I blazed into transition, got my wetsuit off very quickly, and grabbed the bike as I ran to the exit.  I later found out that I was the fastest athlete in T1!  I love that that happened!

Once on the bike, I tried to hammer at the same intensity as the day before, and for the most part, that was doable… but only for a while.  The road surface was actually quite difficult for athletes who wanted to maintain a consistent effort.  Road spacers (really, they are just spaces between the slabs of concrete that make up the road surface) felt like speed bumps, and some were quite violent when cycling fast.  In the middle section of the bike, the terrain was a bit hillier and while I used to think that was a good thing, on this particular race day, I didn’t feel great.  At the turn-around point, I realized that this bike segment would be 18 miles, not 17… and it’s not like the extra mile is an issue; it’s just that the race organization is consistently inconsistent.  I do like the race director quite a bit, and this is part of the charm of the races they put on.

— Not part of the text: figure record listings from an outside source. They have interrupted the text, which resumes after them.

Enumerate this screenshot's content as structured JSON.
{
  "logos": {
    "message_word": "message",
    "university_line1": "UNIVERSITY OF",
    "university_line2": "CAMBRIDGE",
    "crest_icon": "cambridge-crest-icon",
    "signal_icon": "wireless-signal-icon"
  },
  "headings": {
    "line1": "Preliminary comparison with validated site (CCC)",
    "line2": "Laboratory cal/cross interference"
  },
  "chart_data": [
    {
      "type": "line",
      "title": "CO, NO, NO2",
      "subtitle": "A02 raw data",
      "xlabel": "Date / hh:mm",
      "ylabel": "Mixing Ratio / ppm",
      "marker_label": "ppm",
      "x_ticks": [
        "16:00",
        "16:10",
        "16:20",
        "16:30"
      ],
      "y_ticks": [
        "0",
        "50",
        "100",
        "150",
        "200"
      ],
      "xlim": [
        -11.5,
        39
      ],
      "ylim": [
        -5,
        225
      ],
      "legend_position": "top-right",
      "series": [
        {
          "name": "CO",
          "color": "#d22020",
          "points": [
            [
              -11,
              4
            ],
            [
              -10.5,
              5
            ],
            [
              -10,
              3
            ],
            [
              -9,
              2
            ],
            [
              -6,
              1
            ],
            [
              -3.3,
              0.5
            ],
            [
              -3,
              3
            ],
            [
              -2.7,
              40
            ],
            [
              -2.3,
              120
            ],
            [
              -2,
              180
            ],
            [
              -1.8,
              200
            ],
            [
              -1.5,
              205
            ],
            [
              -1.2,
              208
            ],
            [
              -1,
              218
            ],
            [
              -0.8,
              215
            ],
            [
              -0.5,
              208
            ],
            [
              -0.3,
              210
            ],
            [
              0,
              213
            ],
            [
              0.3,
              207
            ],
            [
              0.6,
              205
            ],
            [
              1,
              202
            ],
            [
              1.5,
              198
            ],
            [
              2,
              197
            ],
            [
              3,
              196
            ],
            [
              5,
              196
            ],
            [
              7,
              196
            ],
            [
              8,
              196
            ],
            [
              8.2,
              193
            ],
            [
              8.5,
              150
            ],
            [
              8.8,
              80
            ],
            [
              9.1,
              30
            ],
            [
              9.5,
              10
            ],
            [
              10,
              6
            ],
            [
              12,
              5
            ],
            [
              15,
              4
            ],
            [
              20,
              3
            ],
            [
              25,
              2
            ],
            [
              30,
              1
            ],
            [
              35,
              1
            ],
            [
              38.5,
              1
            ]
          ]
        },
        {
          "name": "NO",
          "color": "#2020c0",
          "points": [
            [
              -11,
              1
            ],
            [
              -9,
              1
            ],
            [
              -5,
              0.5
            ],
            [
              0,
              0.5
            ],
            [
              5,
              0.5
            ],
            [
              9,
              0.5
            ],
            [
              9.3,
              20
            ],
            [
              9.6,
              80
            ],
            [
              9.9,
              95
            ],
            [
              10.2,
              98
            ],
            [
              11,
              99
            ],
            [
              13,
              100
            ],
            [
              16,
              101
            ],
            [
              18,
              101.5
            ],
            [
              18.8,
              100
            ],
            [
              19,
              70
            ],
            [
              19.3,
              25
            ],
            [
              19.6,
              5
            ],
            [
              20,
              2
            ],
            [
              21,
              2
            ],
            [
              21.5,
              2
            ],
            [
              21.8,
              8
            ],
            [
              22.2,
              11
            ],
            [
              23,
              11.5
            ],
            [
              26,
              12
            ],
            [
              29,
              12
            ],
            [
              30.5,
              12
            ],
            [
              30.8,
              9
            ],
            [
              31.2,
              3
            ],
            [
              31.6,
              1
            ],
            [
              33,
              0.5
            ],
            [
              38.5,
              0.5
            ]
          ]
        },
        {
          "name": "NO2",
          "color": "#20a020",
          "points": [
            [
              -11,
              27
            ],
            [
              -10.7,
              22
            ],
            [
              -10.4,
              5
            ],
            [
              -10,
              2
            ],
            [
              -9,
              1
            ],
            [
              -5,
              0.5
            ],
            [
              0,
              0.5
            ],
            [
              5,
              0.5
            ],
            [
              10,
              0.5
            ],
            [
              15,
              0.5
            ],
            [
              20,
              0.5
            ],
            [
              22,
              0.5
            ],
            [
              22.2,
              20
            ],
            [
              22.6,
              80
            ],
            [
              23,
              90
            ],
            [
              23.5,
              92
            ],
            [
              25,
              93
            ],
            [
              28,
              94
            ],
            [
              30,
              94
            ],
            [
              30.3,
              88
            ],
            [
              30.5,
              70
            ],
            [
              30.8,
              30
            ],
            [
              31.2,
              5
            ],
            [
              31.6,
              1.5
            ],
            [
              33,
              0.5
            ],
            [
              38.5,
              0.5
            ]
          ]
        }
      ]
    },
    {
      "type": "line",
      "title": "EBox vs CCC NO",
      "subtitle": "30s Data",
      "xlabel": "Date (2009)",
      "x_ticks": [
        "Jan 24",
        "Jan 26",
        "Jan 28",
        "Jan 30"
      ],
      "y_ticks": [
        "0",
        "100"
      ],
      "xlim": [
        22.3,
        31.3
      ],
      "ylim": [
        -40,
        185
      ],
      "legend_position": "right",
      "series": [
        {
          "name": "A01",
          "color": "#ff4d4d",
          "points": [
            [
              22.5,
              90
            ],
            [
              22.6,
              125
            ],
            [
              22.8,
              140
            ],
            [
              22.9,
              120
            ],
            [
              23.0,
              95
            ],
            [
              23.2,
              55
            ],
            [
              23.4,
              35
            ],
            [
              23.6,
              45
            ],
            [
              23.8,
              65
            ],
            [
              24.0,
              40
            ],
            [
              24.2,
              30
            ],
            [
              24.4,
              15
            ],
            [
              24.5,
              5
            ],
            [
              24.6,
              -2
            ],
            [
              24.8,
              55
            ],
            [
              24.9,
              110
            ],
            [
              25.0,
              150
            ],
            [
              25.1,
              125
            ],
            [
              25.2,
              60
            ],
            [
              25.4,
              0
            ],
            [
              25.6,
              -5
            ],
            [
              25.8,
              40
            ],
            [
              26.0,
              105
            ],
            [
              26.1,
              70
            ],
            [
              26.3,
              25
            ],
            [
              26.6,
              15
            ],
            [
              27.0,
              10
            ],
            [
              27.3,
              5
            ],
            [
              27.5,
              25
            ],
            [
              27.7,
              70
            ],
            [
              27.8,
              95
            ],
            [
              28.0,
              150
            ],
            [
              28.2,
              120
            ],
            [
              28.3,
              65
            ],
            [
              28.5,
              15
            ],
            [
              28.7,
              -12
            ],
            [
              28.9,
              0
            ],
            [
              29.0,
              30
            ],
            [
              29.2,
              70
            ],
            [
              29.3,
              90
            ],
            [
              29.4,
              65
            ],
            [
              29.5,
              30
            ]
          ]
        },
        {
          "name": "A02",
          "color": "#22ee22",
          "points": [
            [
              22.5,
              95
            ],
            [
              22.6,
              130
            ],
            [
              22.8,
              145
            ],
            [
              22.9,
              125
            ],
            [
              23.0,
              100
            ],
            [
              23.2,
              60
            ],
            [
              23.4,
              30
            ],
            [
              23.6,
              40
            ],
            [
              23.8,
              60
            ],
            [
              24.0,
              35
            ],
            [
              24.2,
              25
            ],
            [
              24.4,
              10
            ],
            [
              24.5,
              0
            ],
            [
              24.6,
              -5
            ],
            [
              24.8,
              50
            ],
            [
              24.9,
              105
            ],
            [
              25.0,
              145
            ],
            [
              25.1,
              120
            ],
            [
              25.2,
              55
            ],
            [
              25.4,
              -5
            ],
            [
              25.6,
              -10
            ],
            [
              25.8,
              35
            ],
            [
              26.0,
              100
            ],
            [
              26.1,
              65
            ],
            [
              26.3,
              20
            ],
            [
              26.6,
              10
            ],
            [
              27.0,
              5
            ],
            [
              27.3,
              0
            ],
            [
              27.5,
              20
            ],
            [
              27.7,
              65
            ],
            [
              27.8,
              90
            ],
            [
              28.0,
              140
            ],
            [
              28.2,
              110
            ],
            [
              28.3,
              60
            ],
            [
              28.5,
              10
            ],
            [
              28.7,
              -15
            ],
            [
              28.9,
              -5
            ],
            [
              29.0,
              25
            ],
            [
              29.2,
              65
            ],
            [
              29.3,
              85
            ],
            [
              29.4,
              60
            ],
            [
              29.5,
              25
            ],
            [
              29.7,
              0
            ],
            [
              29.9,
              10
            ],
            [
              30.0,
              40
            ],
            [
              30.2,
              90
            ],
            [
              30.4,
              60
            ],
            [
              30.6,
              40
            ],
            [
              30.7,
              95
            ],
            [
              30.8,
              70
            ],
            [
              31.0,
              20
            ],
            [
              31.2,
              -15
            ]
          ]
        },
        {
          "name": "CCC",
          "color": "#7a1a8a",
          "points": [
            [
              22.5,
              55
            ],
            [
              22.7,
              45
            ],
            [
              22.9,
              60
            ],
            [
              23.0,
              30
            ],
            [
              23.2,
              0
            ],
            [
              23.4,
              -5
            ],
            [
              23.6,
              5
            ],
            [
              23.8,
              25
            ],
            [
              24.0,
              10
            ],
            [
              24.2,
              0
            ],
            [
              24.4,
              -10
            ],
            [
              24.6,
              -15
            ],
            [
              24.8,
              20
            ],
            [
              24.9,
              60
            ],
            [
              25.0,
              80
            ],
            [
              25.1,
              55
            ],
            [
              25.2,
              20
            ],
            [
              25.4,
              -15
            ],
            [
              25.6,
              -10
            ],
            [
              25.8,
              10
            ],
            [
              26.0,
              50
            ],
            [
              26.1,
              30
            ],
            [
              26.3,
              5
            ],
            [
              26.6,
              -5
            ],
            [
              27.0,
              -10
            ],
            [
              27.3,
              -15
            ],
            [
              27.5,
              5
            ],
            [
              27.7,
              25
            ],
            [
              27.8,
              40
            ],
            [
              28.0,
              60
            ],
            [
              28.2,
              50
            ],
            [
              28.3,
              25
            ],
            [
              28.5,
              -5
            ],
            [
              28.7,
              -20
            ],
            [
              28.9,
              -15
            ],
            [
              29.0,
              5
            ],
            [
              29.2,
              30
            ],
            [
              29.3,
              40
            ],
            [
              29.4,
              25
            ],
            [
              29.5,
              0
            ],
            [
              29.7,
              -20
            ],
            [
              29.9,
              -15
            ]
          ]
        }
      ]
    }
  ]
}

In any event, after the bike turn-around, I felt a bit renewed energywise and really took advantage of some downhills and fast flat sections.  For a good few miles, I was averaging 26 mph and pushing a big gear, so it felt good to be in control and fast.  On the second to last climb, the road surface was again horrible and I remember laughing at how I was once again in an obstacle course with all the swerves to avoid potholes, spacers, etc.  On the final climb a few guys rode up to me and went very hard up the hill.  It was a bit of a long climb, 0.6 miles with a steeper gradiant as you ascend, so I held back and let them go.  Once it got steeper, I worked harder.  Once it became difficult to be efficient, I got out of the saddle and cranked up the gears, and that effort helped me pass three people.  Once the climb was over, I got back to hammering and finished the segment feeling righteous, if not fatigued.

I got through T2 quite fast as well (in the end, I was 6th fastest in T2, and 1st iin T1 and T2 combined), but the bike fatigue affected me instantly on the run.  My stride length was short, and my hips felt tight.  I knew that the hips would open up and that I’d get back to my usual rhythm, and indeed, it did happen… but not until I had already run 1.5 miles.  As expected, the run course wasn’t properly measured and wound up being a bit short; by my estimation, it was a 2.3 mile run, not a 2.6 mile run.  I managed to feel good in the final portions of the run and found a rhythm and pace that I could have conceivably held to for another set of miles, so I feel good about that.  And, I had my beautiful Roya there to cheer me through the finish line.  Few things feel better than knowing that I have her there with me.  She’s always with me mentally, but physically is just a tad better!

I wound up finishing 31st out of 190 or so people, and 4th in my age group.  If I was 45, I would have been second in my age group.  I’m in no rush to age, but if I keep this up, I might get more plaques (hardware as we put it).

So, that’s two races in two days.  Next up is a biggie:  The Eagleman half-Ironman event on June 10th in Maryland.  I am a little concerned about the race in terms of my run condition off the bike, but it seems as if I do find a good run rhythm… eventually.  The trick will be to be patient until that “eventual” moment arrives.  More to come on that in later posts.